He lazily jogs down first base, then makes incredible defensive stabs and throws deep in the hole. He pops out on the first pitch with the bases loaded and no outs, then rips a walk-off double in the gap to beat the Dodgers in game 4 of the 2009 NLCS. He is a career .268 lead-off hitter who doesn’t walk much, but now has the most hits in Phillies history. He has played his entire career in Philadelphia–currently in his 15th season with the Phillies–but he has called the fans “front-runners.”
He is one of the all-time polarizing enigmas in Philadelphia sports and his name is Jimmy Rollins.
In today’s day and age, one would think, a player that has played his entire career of 14-plus seasons in one city, accumulating an MVP award, a World Series Title, four gold gloves, three all-star games, and a top-three spot in Phillies history in hits, doubles, triples, games played, extra-base hits, total bases, runs scored, and steals, would be unconditionally loved by the fans of that city. Rollins, however, is not.

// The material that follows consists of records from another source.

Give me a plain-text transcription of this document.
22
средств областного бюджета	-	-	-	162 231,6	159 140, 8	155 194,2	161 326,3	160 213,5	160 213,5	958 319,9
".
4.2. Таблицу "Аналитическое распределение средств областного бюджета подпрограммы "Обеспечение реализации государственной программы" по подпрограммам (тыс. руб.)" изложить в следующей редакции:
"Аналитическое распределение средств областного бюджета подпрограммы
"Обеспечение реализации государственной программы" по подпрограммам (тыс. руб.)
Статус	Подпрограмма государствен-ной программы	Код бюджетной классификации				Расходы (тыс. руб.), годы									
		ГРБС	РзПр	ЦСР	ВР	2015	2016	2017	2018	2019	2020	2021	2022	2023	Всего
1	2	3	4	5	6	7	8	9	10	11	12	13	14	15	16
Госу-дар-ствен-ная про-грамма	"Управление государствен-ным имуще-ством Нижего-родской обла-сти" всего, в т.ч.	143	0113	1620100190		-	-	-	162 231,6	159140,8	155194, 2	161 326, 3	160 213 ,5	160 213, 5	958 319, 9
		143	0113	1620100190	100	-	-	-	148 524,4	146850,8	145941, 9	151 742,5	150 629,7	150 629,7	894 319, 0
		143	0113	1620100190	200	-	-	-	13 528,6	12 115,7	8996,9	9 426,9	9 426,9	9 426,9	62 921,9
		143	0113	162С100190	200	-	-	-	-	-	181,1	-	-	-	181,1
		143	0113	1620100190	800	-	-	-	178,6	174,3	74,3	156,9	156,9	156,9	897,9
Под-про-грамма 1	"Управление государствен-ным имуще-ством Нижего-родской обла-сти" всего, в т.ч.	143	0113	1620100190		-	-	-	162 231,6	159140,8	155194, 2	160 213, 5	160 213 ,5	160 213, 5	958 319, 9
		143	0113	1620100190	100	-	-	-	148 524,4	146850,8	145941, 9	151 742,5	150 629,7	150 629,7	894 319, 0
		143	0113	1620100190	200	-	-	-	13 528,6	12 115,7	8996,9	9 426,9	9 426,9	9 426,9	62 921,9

Throughout his career he has spoken his mind, maybe to his detriment, and after a Phillies win on Saturday he was no different. Rollins, who under the 10-5 rule has the ability to veto any trade said, “If we’re in absolutely last place with nowhere to go and change is obviously on the horizon, then at that point I’d think about it [allowing a trade].”
Whether it be something he said or a ground ball he didn’t run out, or the fact that he would never be his revered counter part over at second base in Chase Utley (no one is Utley, to be fair), Rollins is as fascinating as it gets when it comes to relationships between athletes and the city of brotherly love.
On Saturday afternoon in the 5th inning, Rollins laced a 3-1 pitch to right-field for a single, something he had done many times before. This particular time was unique, as it was Rollins’ 2,235th career hit, and he surpassed Mike Schmidt as the Phillies all-time hits leader. Schmidt came out to greet Rollins, followed by his teammates and coaches. The fans cheered and appreciated the historic moment, but not necessarily the player who accomplished it.
Ironically, Schmidt, who hit 548 home runs in his career, was not universally loved while he played with the Phillies either. The Hall Of Famer and three-time MVP did not always get along with the passionate Phillies fans over his 17 seasons with the club (1972-1989), and called Philly a “tough town” when discussing his relationship with the fan base in April of 2013. Now, no one has a bad word to say about the former Phillies third baseman.
When living in those contentious moments that made him such a controversial player over the past 14 years, it is effortless–and even warranted at times–to criticize Rollins. Nevertheless, in 2028, after another 14 years have passed we’ll be teaching those who were not fortunate enough to see Rollins play, about his career. And looking back, like Schmidt, he’ll finally be appreciated.